Description of Strategy
Good Samaritan laws provide people with immunity from prosecution for drug-related offenses, while still allowing them the opportunity to call for medical assistance when confronted with an overdose. In doing so, the likelihood that an overdose victim survives improves considerably. While these laws vary significantly between states, the majority allow for protection against minor drug offenses such as possession, with a minority of them providing immunity from prosecution for the sale of narcotics.
Wyoming currently does not have a Good Samaritan law.
Discussion of Effectiveness
There have been several studies that suggest Good Samaritan Laws are effective in increasing the number of emergency calls related to an opioid-related overdose, and thereby decreasing the number of overdose-related fatalities (Jakubowski et al., 2017). For example, Banta-Green et al. (2011) find that Washington State’s Good Samaritan law saw a substantial increase in the probability that when individuals are faced with an overdose, they will call for medical assistance. Furthermore, studies have shown that in New York, such laws effectively increase the number of hospital admissions for an accidental heroin overdoses (Nguyen & Parker, 2018), which subsequently decreases the number of both fatal and non-fatal overdoses from illicit opioids.
Banta-Green, C. J., Kuszler, P. C., Coffin, P. O., & Schoeppe, J .A. (2011). Washington’s 911 Good Samaritan drug overdose law – Initial evaluation results. Alcohol & Drug Abuse Institute, University of Washington.

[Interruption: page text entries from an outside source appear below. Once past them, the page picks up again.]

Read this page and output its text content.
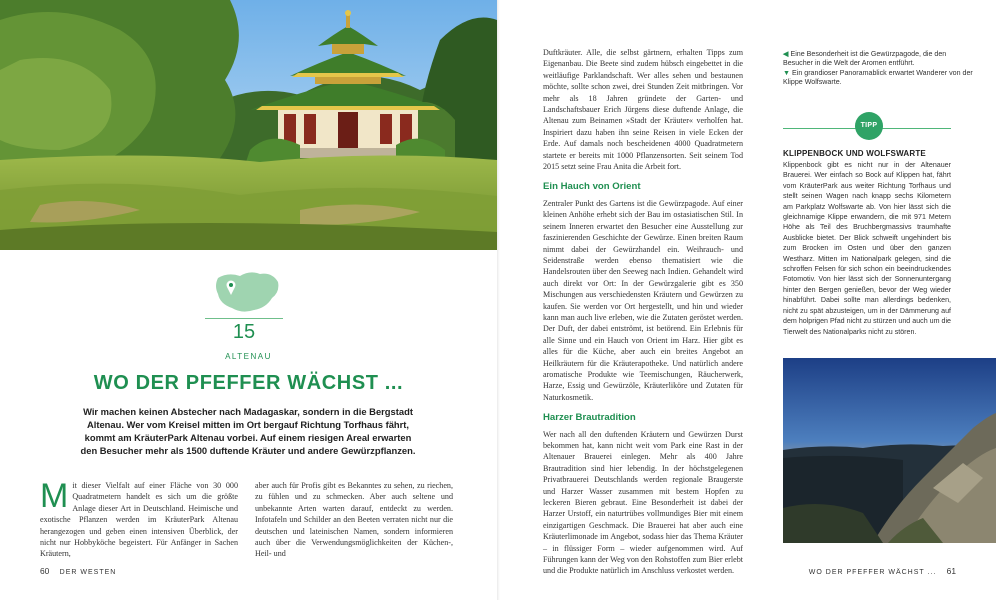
15
ALTENAU
WO DER PFEFFER WÄCHST ...
Wir machen keinen Abstecher nach Madagaskar, sondern in die Bergstadt Altenau. Wer vom Kreisel mitten im Ort bergauf Richtung Torfhaus fährt, kommt am KräuterPark Altenau vorbei. Auf einem riesigen Areal erwarten den Besucher mehr als 1500 duftende Kräuter und andere Gewürzpflanzen.

Mit dieser Vielfalt auf einer Fläche von 30 000 Quadratmetern handelt es sich um die größte Anlage dieser Art in Deutschland. Heimische und exotische Pflanzen werden im KräuterPark Altenau herangezogen und geben einen intensiven Überblick, der nicht nur Hobbyköche begeistert. Für Anfänger in Sachen Kräutern,

aber auch für Profis gibt es Bekanntes zu sehen, zu riechen, zu fühlen und zu schmecken. Aber auch seltene und unbekannte Arten warten darauf, entdeckt zu werden. Infotafeln und Schilder an den Beeten verraten nicht nur die deutschen und lateinischen Namen, sondern informieren auch über die Verwendungsmöglichkeiten der Küchen-, Heil- und

60 DER WESTEN

Duftkräuter. Alle, die selbst gärtnern, erhalten Tipps zum Eigenanbau. Die Beete sind zudem hübsch eingebettet in die weitläufige Parklandschaft. Wer alles sehen und bestaunen möchte, sollte schon zwei, drei Stunden Zeit mitbringen. Vor mehr als 18 Jahren gründete der Garten- und Landschaftsbauer Erich Jürgens diese duftende Anlage, die Altenau zum Beinamen »Stadt der Kräuter« verholfen hat. Inspiriert dazu haben ihn seine Reisen in viele Ecken der Erde. Auf damals noch bescheidenen 4000 Quadratmetern startete er bereits mit 1000 Pflanzensorten. Seit seinem Tod 2015 setzt seine Frau Anita die Arbeit fort.

Ein Hauch von Orient

Zentraler Punkt des Gartens ist die Gewürzpagode. Auf einer kleinen Anhöhe erhebt sich der Bau im ostasiatischen Stil. In seinem Inneren erwartet den Besucher eine Ausstellung zur faszinierenden Geschichte der Gewürze. Einen breiten Raum nimmt dabei der Gewürzhandel ein. Weihrauch- und Seidenstraße werden ebenso thematisiert wie die Handelsrouten über den Seeweg nach Indien. Gehandelt wird auch direkt vor Ort: In der Gewürzgalerie gibt es 350 Mischungen aus verschiedensten Kräutern und Gewürzen zu kaufen. Sie werden vor Ort hergestellt, und hin und wieder kann man auch live erleben, wie die Zutaten geröstet werden. Der Duft, der dabei entströmt, ist betörend. Ein Erlebnis für alle Sinne und ein Hauch von Orient im Harz. Hier gibt es alles für die Küche, aber auch ein breites Angebot an Heilkräutern für die Kräuterapotheke. Und natürlich andere aromatische Produkte wie Teemischungen, Räucherwerk, Harze, Essig und Gewürzöle, Kräuterliköre und Zutaten für Naturkosmetik.

Harzer Brautradition

Wer nach all den duftenden Kräutern und Gewürzen Durst bekommen hat, kann nicht weit vom Park eine Rast in der Altenauer Brauerei einlegen. Mehr als 400 Jahre Brautradition sind hier lebendig. In der höchstgelegenen Privatbrauerei Deutschlands werden regionale Braugerste und Harzer Wasser zusammen mit bestem Hopfen zu leckeren Bieren gebraut. Eine Besonderheit ist dabei der Harzer Urstoff, ein naturtrübes vollmundiges Bier mit einem einzigartigen Geschmack. Die Brauerei hat aber auch eine Kräuterlimonade im Angebot, sodass hier das Thema Kräuter – in flüssiger Form – wieder aufgenommen wird. Auf Führungen kann der Weg von den Rohstoffen zum Bier erlebt und die Produkte natürlich im Anschluss verkostet werden.

◀ Eine Besonderheit ist die Gewürzpagode, die den Besucher in die Welt der Aromen entführt.
▼ Ein grandioser Panoramablick erwartet Wanderer von der Klippe Wolfswarte.
TIPP
KLIPPENBOCK UND WOLFSWARTE
Klippenbock gibt es nicht nur in der Altenauer Brauerei. Wer einfach so Bock auf Klippen hat, fährt vom KräuterPark aus weiter Richtung Torfhaus und stellt seinen Wagen nach knapp sechs Kilometern am Parkplatz Wolfswarte ab. Von hier lässt sich die gleichnamige Klippe erwandern, die mit 971 Metern Höhe als Teil des Bruchbergmassivs traumhafte Ausblicke bietet. Der Blick schweift ungehindert bis zum Brocken im Osten und über den ganzen Westharz. Mitten im Nationalpark gelegen, sind die schroffen Felsen für sich schon ein beeindruckendes Fotomotiv. Von hier lässt sich der Sonnenuntergang hinter den Bergen genießen, bevor der Weg wieder hinabführt. Dabei sollte man allerdings bedenken, nicht zu spät abzusteigen, um in der Dämmerung auf dem holprigen Pfad nicht zu stürzen und auch um die Tierwelt des Nationalparks nicht zu stören.
WO DER PFEFFER WÄCHST ... 61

Nguyen, H. & Parker, B.R. (2018). Assessing the effectiveness of New York’s 911 Good Samaritan Law – Evidence from a natural experiment. International Journal of Drug Policy 58(1), 149–156.
Jakubowski, A., Kunins, H. V., Huxley-Reicher, Z., & Siegler, A. (2018). Knowledge of the 911 Good Samaritan Law and 911-calling behavior of overdose witnesses. Substance Abuse, 39(2), 233–238.